Na, Tabubruch geht anders, meint in der Welt Barbara Möller, die sich beim Rimini-Protokoll-Abend "Adolf Hitler: Mein Kampf, Band 1 & 2" in Weimar eher gelangweilt hat: "Zwei Stunden mäandert das Pro und Contra dahin. Den machtvollsten Augenblick erfährt dieser Theaterabend, wenn sich Alon Kraus zu voller Größe erhebt und die ersten Sätze aus "Mein Kampf" auf Hebräisch vorträgt: "Als glückliche Bestimmung gilt es mir heute, dass das Schicksal mir zum Geburtsort gerade Braunau am Inn zuwies ..." Im Übrigen ist diese Collage aus persönlichen Erinnerungen, Einspielern - Eichmann in Jerusalem, Knesset-Debatte über die von israelischen Historikern verlangte Übersetzung ins Hebräische - und Auszugslesungen vor allem politisch korrekt. Routiniert wie alles, was Helgard Haug und Daniel Wetzel seit Jahren machen."
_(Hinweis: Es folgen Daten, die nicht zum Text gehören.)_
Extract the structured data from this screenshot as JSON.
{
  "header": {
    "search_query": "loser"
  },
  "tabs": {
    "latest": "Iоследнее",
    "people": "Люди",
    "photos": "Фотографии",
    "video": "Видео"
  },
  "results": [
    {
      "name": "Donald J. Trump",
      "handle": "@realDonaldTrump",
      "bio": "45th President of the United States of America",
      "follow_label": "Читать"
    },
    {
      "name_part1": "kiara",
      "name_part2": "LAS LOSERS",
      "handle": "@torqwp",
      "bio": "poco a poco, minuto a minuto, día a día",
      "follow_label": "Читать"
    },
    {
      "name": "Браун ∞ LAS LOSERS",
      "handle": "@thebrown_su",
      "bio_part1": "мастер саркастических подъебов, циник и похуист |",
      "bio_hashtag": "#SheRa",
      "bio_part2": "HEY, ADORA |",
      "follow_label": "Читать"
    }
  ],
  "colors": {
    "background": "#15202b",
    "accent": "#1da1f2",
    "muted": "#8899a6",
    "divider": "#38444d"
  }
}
Jens Bisky fehlte zwar die Spannung, doch sah er immer "große geschichtspolitische Intelligenz" am Werk, schreibt er in der SZ: "Der Nazi-Dreck wird als Material, Quelle, Überbleibsel behandelt, nicht rückblickend auratisiert und mystifiziert, wie das in Filmen und Fernsehdokumentationen immer wieder gewinnbringend geschieht. Tazlerin Katrin Bettina Müller findet den Abend als "kollektive Theaterlektüre sinnvoll, aber auch steif und sperrig": Eine "Anstrengung - aber eine angemessene." FAZler Hubert Spiegel erlebte einen weitgehend "hölzernen" Abend, der ihn nostalgisch an Taboris Farce "Mein Kampf" aus dem Jahr 1987 denken lässt. Christian Eger bescheinigt dem Projekt in der Berliner Zeitung, " ein gut recherchiertes Sozial-Feature, sozusagen ein szenisches Hörspiel mit sichtbaren Menschen" zu sein. In der nachtkritik lobt Frauke Adrians den Abend als "skurril, hintersinnig, detailverliebt".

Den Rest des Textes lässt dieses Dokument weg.